No, it's not a morbid, "I sleep in a coffin" type of fascination. If you think about it, unless we are published authors or artists, our gravestone is our lasting statement to the world as to who we were. Even pop culture has figured this out, remember the "What do you want on your tombstone" commercials?
I got interested in grave stones when my Nana would take me and my sister to visit the graves of her parents. Not interested in paying respects to the dead I never met, my Papu and I would walk around the grave yard and he would tell me the legends and lore behind the gravestones. There is the mysteriously ball on top of the Houghton family plot-- the solid granite ball weighs more than 4000 lbs and has somehow rotated more than two feet on its base. There's the grave of a toymaker whose stone says, "Goin' but know not where".

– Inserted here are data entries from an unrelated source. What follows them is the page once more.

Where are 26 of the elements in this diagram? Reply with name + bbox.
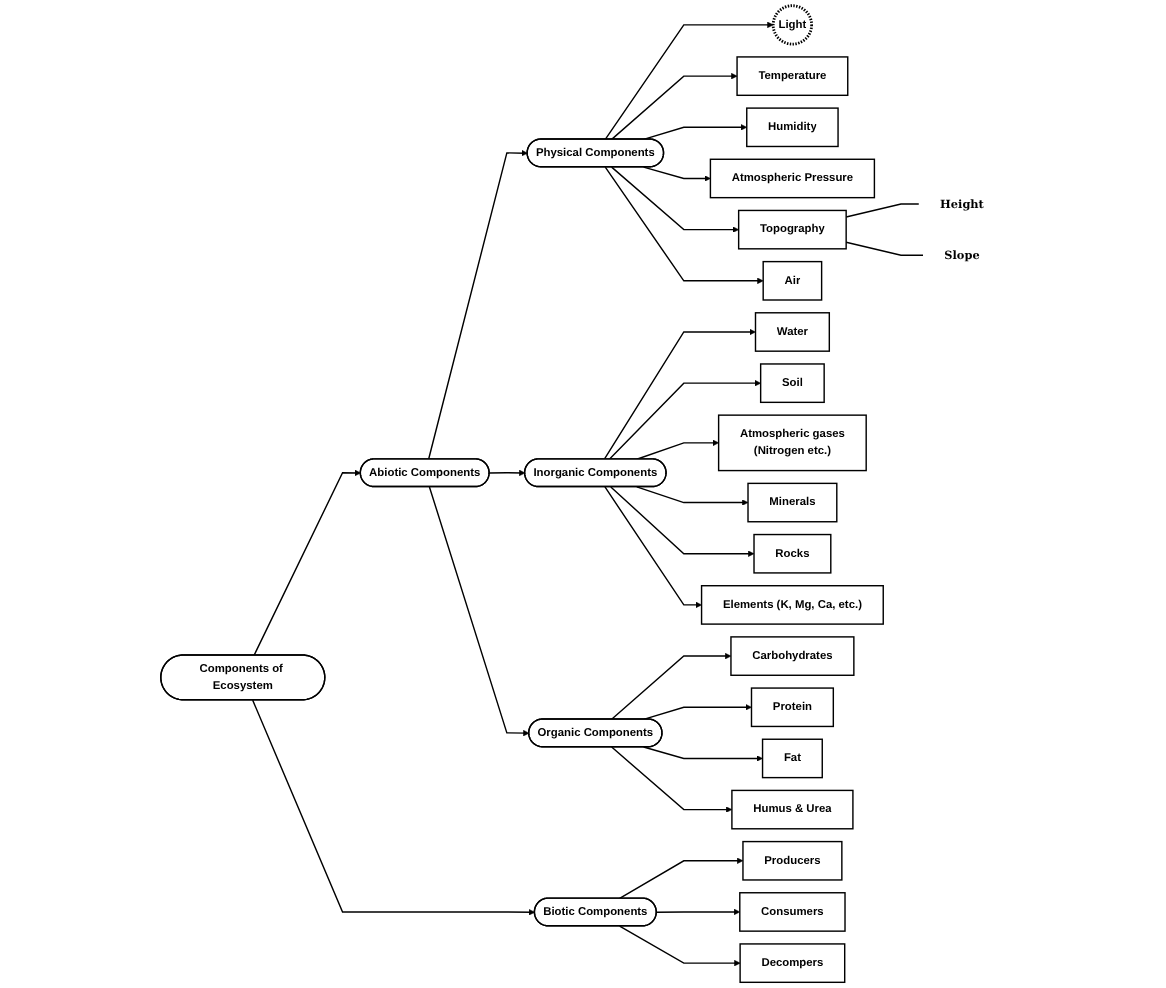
arrow [604, 486, 702, 609]
arrow [610, 486, 755, 557]
arrow [608, 380, 761, 460]
arrow [488, 469, 526, 477]
arrow [603, 328, 756, 460]
arrow [642, 746, 763, 762]
arrow [428, 486, 530, 737]
arrow [604, 21, 774, 141]
arrow [636, 439, 719, 460]
arrow [618, 925, 741, 967]
arrow [253, 469, 361, 657]
arrow [610, 166, 739, 233]
arrow [604, 166, 764, 284]
arrow [427, 150, 528, 460]
connector [845, 241, 924, 256]
arrow [642, 704, 752, 721]
arrow [642, 124, 748, 141]
arrow [610, 73, 738, 141]
arrow [610, 652, 732, 721]
arrow [642, 166, 711, 182]
arrow [655, 908, 741, 916]
arrow [636, 486, 749, 506]
arrow [610, 746, 733, 813]
connector [845, 203, 920, 218]
arrow [618, 857, 744, 900]
arrow [251, 699, 536, 916]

Some of the stones are sad: next to my brother's grave is the grave of another little boy with his picture inlaid in the stone-- the little one died in a fire. A little ways down the field there is a headstone for a teenage girl who died in a car crash when she swerved to avoid a chicken that had flown into the road. A talented softball player, her gravestone has a ball and bat on it.
Graves, no matter the inscription, demand the respect for the dead, because the dead cannot defend themselves. So that's why I find grave robbing and vandalism absolutely disgusting.
On the grave of Sara Larned Osgood in Yantic, CT sits a bronze statue of a kneeling woman in flowing robes. The piece weighs 450 lbs with an estimated value of $35,000, and has been a part of the cemetary for $120 years.
I should say that it sat there. The statue disappeared a few weeks ago from the Yantic Cemetary. It turned up days ago at a scrap yard, cut into pieces. The alleged thief said it was pieces from a Statue of Liberty (replica) that tipped over, and netted about $200. Suspicious, the owners of Willimantic Waste Paper called the cops.
Sean P. McNee, 43, of 182 S. Park St. in Willimantic has been charged with first-degree larceny, first-degree criminal mischief and desecration of a grave site.
It completely sickens me. I understand times are tough, but this is a public monument. Publically owned does not mean that one citizen can lay claim to a piece and use it for their own personal gain. I hope that he and his cohorts, when they are found, be prosecuted to the highest extent of the law.
Speaking of gravesites, watching Ducky weeping at his mother's grave site almost broke my heart, though it made me feel good to know he's reinventing his life according to his own rules, not his mothers! Seeing Gibbs lying on the exam table freaked me out, however, because I hope it's not foreshadowing anything to come!
3 comments:
Very sad indeed-but not surprised. There's a really nice burial ground in the woods in Fitchburg where high school kids go to party.... they tip over stones, spray paint them.... it's absolutely disgusting.
FYI- cemeteries with paved roads are great places to go power walking in nice weather because the ground is so flat and even. Pre-preggo, me and mommy twinsie used to power walk where my memmere and peppere are buried :)
I love old cemeteries, dunno why just do, I think a part of it is that there is just sooo much history there and so much to wonder about that you'll never know. Grave robbing really is disgusting.
@Twinsie- I LOVE walking in cemeteries!
@Riley-- I love old cemeteries because of the history there! It's incredible!